La vida en el nuevo asentamiento, que Silvino bautiza Nueva Roma, no era nada sencilla. Reunir los soldados, los colonos y mantenerlos durante meses ante el acoso indígena y las inclemencias del clima resultó una ardua tarea. La aventura en la campaña fue durísima. Para colmo, los fondos prometidos por el gobierno porteño no llegaban. Olivieri recurrió a su enérgico liderazgo, no exento de castigos y ordenanzas que fueron mal recibidas por algunos legionarios. Ante las protestas, el coronel intensificó el disciplinamiento de la tropa. Les inició proceso a varios oficiales por conspirar en su contra, entre ellos a Santiago Calzadilla, famoso autor de Las beldades de mi tiempo. En septiembre la situación empeoró y decidió ejecutar soldados. El día 29 del mes de la primavera se produjo un motín tras la pena de muerte decretada por Olivieri para dos hombres y en una cruenta batahola el italiano fue asesinado junto al capellán José Casani. Tenía tan solo 28 años de edad.
Desde aquel momento y hasta 1959, los indios comandados por Calfucurá tuvieron el control de la región.
Un mes después del desafortunado hecho, se conformó una comisión para investigar el crimen. Un total de 26 hombres fueron apresados. Intervino Mitre, amigo de Olivieri, y el 22 de abril de 1858 el consejo de guerra condenó a dos legionarios a la pena de muerte y a otros trece a diferentes penas de prisión.
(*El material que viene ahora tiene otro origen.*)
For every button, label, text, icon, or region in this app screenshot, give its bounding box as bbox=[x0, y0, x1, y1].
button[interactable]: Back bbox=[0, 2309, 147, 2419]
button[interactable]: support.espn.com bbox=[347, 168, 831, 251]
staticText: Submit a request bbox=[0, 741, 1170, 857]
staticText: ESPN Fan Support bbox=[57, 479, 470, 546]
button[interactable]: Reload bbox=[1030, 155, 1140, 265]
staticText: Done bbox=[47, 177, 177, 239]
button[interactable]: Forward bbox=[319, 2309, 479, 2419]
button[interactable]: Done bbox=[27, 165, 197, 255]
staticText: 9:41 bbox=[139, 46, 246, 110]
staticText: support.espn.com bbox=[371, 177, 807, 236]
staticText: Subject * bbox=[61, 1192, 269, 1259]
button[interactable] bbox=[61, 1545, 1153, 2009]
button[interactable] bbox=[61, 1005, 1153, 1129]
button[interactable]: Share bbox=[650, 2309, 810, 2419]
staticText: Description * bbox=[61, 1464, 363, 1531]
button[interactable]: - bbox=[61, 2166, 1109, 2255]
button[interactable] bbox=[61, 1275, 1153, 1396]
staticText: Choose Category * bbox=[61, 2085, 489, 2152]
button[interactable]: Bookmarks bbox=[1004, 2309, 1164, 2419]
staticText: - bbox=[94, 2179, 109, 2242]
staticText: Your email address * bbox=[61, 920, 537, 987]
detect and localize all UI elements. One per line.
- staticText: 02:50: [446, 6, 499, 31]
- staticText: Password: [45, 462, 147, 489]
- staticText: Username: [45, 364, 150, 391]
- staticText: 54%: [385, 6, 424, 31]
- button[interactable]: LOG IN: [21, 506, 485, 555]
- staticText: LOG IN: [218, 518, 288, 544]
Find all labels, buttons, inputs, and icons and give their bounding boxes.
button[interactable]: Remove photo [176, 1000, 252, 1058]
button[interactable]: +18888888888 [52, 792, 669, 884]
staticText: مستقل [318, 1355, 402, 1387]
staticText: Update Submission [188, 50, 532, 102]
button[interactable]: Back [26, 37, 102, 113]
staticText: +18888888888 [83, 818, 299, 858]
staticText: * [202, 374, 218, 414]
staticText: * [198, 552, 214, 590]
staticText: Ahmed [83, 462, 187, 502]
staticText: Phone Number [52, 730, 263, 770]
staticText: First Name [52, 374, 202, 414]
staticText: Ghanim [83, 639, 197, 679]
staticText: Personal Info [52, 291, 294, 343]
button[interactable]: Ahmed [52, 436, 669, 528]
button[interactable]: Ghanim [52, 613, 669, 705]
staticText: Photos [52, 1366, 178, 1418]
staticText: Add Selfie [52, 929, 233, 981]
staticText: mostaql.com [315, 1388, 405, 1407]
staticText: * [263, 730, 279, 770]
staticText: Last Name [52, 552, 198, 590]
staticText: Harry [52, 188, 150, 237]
El 5 de abril de 1857, Leocadia sepultó a su marido en el Cementerio del Norte, en la bóveda de Cambacérès, ante la presencia de Bartolomé Mitre, quien pronunció una sentida oración en honor al finado.
“Adiós valiente y desgraciado coronel Olivieri, hermano de causa y de principios, a cuyo lado combatí. Adiós por siempre”.
Leocadia enviudó a los 22 años de edad, embarazada de Silvino. El 2 de noviembre de 1856 nació la única hija de esa pareja: Silvina Ernestina del Sagrado Corazón de Jesús. Al poco tiempo, Leocadia abandonó Buenos Aires y se fue a Italia junto a Michele, hermano de su finado esposo. Con él vivirá el resto de su vida y tendrán otra hija: Delfina, que morirá siendo joven, en 1897. Silvina casó con el marqués Gesualdo de Felici y así se convirtió en marquesa. Participó como enfermera voluntaria durante la primera guerra mundial junto a su hijo Luigi, que fue comisario de la Cruz Roja fundada por sus padres. La marquesa De Felici transformó su palacio en lazareto, donde hospitalizaban los heridos y enfermos. Silvina fue sepultada en la bóveda familiar del cementerio de Lucera, en donde también yacen los restos mortales de su madre.